Banker
Centurion, 1891–1930
Born 30 April 1857 in New York (Manhattan), New York
Died 15 May 1930 in New York (Manhattan), New York
Buried Green-Wood Cemetery, Brooklyn, New York
Proposed by Lockwood de Forest, Stephen H. Olin, and Edward M. Townsend
Elected 5 December 1891 at age thirty-four
Archivist’s Note: Son of James A. Roosevelt; brother of Alfred Roosevelt; brother-in-law of Montgomery Roosevelt Schuyler; nephew of Cornelius Van Schaick Roosevelt, Robert Barnwell Roosevelt, Silas Weir Roosevelt, and Theodore Roosevelt; cousin of James West Roosevelt and Theodore Roosevelt
Seconder of:
Century Memorial
In a family of considerably diversified activities, W. Emlen Roosevelt made his particular mark in banking.

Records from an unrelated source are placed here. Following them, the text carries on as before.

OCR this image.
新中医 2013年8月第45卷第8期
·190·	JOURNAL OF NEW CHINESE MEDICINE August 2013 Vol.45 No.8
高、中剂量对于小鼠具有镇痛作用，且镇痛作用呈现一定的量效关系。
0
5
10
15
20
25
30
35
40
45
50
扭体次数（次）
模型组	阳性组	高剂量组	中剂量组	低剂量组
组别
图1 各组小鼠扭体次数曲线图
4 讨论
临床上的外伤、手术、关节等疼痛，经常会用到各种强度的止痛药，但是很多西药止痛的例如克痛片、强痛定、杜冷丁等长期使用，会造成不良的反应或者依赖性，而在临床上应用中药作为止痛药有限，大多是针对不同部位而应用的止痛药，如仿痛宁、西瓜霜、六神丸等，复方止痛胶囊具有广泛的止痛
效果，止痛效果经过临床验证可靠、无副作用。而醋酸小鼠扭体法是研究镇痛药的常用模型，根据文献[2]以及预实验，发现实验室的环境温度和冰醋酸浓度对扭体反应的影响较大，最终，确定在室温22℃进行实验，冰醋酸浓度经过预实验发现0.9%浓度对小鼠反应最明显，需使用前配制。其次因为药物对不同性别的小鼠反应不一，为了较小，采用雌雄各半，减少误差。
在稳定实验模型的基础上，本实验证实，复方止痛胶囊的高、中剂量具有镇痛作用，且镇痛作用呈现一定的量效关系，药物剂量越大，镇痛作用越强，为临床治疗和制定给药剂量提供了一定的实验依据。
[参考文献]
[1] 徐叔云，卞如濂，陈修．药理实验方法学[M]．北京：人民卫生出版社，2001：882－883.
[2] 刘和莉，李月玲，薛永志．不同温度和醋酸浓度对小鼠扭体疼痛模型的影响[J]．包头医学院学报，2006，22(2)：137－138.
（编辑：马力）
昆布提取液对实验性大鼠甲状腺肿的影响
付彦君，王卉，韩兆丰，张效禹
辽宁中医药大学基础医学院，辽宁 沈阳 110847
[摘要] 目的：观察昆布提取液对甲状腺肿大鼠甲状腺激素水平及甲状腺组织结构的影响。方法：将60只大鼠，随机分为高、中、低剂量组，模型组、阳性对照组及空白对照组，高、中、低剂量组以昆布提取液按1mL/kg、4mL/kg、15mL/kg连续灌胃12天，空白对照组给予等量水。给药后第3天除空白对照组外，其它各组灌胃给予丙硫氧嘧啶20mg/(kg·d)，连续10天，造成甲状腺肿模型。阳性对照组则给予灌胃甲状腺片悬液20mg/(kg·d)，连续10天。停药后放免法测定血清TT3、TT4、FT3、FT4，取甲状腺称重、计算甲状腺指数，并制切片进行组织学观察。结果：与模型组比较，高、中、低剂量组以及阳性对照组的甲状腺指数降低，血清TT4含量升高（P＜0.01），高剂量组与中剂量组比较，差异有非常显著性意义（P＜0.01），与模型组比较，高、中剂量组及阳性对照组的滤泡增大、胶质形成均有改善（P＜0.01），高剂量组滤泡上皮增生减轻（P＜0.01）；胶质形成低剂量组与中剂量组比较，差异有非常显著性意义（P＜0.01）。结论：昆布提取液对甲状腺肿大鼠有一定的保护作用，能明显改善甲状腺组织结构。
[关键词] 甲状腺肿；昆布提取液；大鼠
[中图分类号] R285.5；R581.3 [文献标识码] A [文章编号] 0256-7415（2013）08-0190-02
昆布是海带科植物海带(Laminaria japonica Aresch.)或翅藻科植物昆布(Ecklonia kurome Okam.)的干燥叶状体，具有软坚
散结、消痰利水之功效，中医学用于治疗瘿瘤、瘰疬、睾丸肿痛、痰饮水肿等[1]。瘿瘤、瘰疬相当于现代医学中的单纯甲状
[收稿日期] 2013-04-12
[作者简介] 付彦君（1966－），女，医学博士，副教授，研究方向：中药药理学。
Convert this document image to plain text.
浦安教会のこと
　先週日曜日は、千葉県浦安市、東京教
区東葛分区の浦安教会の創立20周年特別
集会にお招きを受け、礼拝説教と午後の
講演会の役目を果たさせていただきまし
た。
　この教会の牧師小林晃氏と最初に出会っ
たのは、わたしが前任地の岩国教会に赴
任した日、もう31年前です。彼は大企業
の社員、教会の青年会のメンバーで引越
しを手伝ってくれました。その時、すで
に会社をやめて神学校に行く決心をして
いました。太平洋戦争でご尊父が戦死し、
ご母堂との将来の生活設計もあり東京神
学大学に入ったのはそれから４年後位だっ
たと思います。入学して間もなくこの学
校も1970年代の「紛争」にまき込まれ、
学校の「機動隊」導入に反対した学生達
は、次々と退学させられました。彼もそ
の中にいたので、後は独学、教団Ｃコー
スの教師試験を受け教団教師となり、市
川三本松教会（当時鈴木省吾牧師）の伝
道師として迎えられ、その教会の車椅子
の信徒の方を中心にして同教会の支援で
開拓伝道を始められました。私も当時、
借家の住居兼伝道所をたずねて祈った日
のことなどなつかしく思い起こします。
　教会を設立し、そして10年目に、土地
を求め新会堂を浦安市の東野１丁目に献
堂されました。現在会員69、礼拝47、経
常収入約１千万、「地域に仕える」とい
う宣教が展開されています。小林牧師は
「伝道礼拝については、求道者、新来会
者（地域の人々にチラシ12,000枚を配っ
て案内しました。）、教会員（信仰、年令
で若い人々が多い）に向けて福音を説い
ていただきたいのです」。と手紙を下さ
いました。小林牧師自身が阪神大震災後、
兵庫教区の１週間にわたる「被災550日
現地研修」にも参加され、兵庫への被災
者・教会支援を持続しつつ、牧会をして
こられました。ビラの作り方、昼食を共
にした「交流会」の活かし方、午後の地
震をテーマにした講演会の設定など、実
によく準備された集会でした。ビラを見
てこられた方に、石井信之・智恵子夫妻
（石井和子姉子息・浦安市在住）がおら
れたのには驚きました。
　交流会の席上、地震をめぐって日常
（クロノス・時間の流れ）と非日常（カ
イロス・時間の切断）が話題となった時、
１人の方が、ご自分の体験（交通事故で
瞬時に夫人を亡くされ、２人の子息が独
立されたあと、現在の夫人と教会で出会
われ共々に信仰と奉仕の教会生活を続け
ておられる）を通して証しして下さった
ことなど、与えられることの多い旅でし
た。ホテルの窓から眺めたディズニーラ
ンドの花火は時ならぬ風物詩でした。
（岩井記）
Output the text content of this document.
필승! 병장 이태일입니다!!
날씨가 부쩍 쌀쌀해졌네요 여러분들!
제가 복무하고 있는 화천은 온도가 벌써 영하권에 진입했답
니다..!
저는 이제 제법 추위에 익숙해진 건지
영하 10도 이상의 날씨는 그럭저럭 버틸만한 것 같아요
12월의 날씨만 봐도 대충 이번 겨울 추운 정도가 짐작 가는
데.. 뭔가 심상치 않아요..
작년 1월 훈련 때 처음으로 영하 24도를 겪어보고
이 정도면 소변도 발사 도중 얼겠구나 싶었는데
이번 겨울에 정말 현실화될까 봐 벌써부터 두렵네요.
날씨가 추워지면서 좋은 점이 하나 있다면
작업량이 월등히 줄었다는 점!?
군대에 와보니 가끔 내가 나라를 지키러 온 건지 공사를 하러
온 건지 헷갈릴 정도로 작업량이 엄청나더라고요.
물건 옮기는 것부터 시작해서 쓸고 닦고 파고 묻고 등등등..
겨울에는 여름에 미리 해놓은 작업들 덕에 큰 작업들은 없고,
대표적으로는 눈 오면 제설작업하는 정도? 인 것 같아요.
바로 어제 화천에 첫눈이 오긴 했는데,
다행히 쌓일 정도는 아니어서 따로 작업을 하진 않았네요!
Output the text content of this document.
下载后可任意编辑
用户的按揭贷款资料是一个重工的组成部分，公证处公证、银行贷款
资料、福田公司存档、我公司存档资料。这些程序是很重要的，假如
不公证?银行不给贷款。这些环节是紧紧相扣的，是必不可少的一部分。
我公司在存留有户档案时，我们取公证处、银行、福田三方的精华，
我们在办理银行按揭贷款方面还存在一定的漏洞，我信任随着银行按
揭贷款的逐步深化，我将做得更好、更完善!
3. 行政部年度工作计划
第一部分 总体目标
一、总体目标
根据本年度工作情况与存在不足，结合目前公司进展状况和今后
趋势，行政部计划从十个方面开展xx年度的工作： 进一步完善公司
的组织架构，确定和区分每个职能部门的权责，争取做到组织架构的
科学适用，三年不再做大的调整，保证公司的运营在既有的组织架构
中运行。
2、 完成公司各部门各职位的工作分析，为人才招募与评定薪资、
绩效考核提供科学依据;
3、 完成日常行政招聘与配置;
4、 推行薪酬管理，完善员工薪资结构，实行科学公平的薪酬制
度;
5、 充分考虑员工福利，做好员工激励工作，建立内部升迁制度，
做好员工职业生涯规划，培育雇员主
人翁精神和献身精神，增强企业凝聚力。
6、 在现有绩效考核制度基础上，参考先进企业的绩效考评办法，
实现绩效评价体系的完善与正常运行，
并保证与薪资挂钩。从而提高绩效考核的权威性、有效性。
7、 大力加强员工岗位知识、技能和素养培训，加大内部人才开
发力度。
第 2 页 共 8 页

Only once, and then under peculiar circumstances, did his name come into the limelight of political talk such as surrounded his kinsmen in the White House of 1902 [Theodore Roosevelt] and the Albany State House of 1930 [Franklin D. Roosevelt]. That was when President McKinley died in the autumn of 1901 and Wall Street, already deep in the ambitious “company promotion schemes’’ of that excited financial era, asked with a troubled heart what was to be expected from McKinley’s successor—the fire-eating reformer who had been chosen vice-president in 1900 without a pledge. At that moment of incipient consternation in high finance it was Emlen Roosevelt, already known as the new executive’s long-time friend and financial adviser, who quietly and apparently by authority declared to Wall Street that it need have no fear; that President McKinley’s conservative policies would be continued by President Roosevelt. Wall Street heaved a sigh of entire relief, and talked of something else. The incident foreshadowed gradual change in its attitude towards the new dynasty at Washington, which did not wholly disappear even in the exciting episodes of Northern Securities and Standard Oil.